I stayed at The Casino Hotel — a cheaper competitor to the better known Aggie Grey’s Hotel nearby.
At the communal meals, I met fellow travellers from New Zealand and Sweden and headed out to explore starting with the capital, Apia, and Robert Louis Stevenson’s home — a local landmark.
Cheap Backpackers
Although I loved exchanging stories with other travellers and getting tips, I was very jealous that the Swedish couple I’d met, Vivian and Tom, were also going to see Samoa’s less populous island, Savai’i — and I wasn’t. I wanted to see as many South Pacific islands as I could on this trip and I didn’t like meeting people who were collecting more islands than me. This is called backpacker oneupmanship.
Another competitive element was comparing how much we’d spent on various foods or services always feeling a sense of victory when I’d got a cheaper deal than others who we claimed had been “ripped off”. But then I began to realize that the differences in prices we were talking about were minimal and the only people we were hurting were the locals who were just trying to make a living.
As a side note, you might be interested to know that, in 2009, Samoa switched from driving on the right, as is done in American Samoa, to driving on the left! Certainly no easy task. The country wanted to better orient itself to its trading partners like New Zealand that also drove on the left. In 2011, it went even further by deciding to go from being the last time zone in the world to being the first, again because of its South Pacific neighbours. By moving to the other side of the International Date Line, it “lost” an entire 24 hours but became the first country in the world to see each new day’s sunrise.
Fiji
I had tried to squeeze Tahiti into my open air ticket, but it didn’t fit. So, Kevin, from my hotel in Samoa, and I flew across the International Date Line to Fiji. We also “lost” a day that I never recovered. Its international airport is in Nadi, almost 200 km away from the capital, Suva, which we wanted to head to. So onto a bus we went and drove clockwise around the almost circular island. On our way, we stopped in several towns including a harbour where some of my fellow passengers got off to board this boat to an offshore island.

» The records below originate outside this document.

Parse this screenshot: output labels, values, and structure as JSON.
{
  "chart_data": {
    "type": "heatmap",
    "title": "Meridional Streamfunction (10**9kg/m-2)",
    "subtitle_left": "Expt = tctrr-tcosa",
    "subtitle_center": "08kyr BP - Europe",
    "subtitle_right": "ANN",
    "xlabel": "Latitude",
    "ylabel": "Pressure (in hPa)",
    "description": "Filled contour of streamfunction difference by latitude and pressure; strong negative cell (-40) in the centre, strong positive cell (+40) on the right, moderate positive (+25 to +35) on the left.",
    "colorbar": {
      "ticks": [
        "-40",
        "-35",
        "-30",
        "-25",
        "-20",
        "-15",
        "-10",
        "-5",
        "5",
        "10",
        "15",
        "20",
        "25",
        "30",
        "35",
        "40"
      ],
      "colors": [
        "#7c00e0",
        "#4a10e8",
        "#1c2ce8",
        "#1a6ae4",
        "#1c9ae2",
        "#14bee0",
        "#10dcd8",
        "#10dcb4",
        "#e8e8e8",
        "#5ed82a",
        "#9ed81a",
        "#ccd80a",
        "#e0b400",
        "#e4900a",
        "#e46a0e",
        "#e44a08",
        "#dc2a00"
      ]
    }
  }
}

The first thing that struck me about Fiji was that it had a very visible South Asian population — something I hadn’t seen before — including the resulting temples and mosques. This was the result of the arrival of over 60,000 indentured labourers from India up until, I now read, 1916, to work on the sugar cane plantations. Most were Hindu and Sikh with some Muslims. They now make up about 40% of Fiji’s population.
Of course, Fiji was also very British with a cricket ground, children in school uniforms and zebra crossings – and poms.

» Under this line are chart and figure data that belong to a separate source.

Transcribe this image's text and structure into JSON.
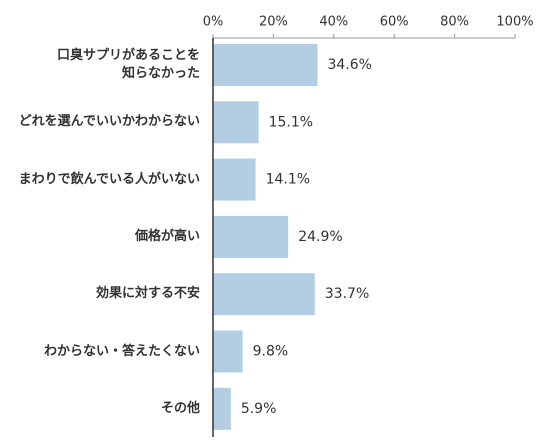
{
  "chart_data": {
    "type": "bar",
    "orientation": "horizontal",
    "categories": [
      "口臭サプリがあることを\n知らなかった",
      "どれを選んでいいかわからない",
      "まわりで飲んでいる人がいない",
      "価格が高い",
      "効果に対する不安",
      "わからない・答えたくない",
      "その他"
    ],
    "values": [
      34.6,
      15.1,
      14.1,
      24.9,
      33.7,
      9.8,
      5.9
    ],
    "value_labels": [
      "34.6%",
      "15.1%",
      "14.1%",
      "24.9%",
      "33.7%",
      "9.8%",
      "5.9%"
    ],
    "color": "#b3cee3",
    "xlim": [
      0,
      100
    ],
    "xticks": [
      {
        "value": 0,
        "label": "0%"
      },
      {
        "value": 20,
        "label": "20%"
      },
      {
        "value": 40,
        "label": "40%"
      },
      {
        "value": 60,
        "label": "60%"
      },
      {
        "value": 80,
        "label": "80%"
      },
      {
        "value": 100,
        "label": "100%"
      }
    ]
  }
}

Fiji was where I first learned the term “pommie” or “pom” to describe people from England. Our Seaview Guest House had two pommie lads visiting who were friendly, but they were a bit too laddie for me. They did, though, take a photo of me (resplendent with my hippie headband and increasingly longer hair) before I left Suva. Kevin and I took the bus and continued clockwise around the island back to the airport at Nadi to take off for his home and for my next adventure — New Zealand.
Have you backpacked your way to new adventures? Do you have similar stories of backpacker competitiveness and cooperation?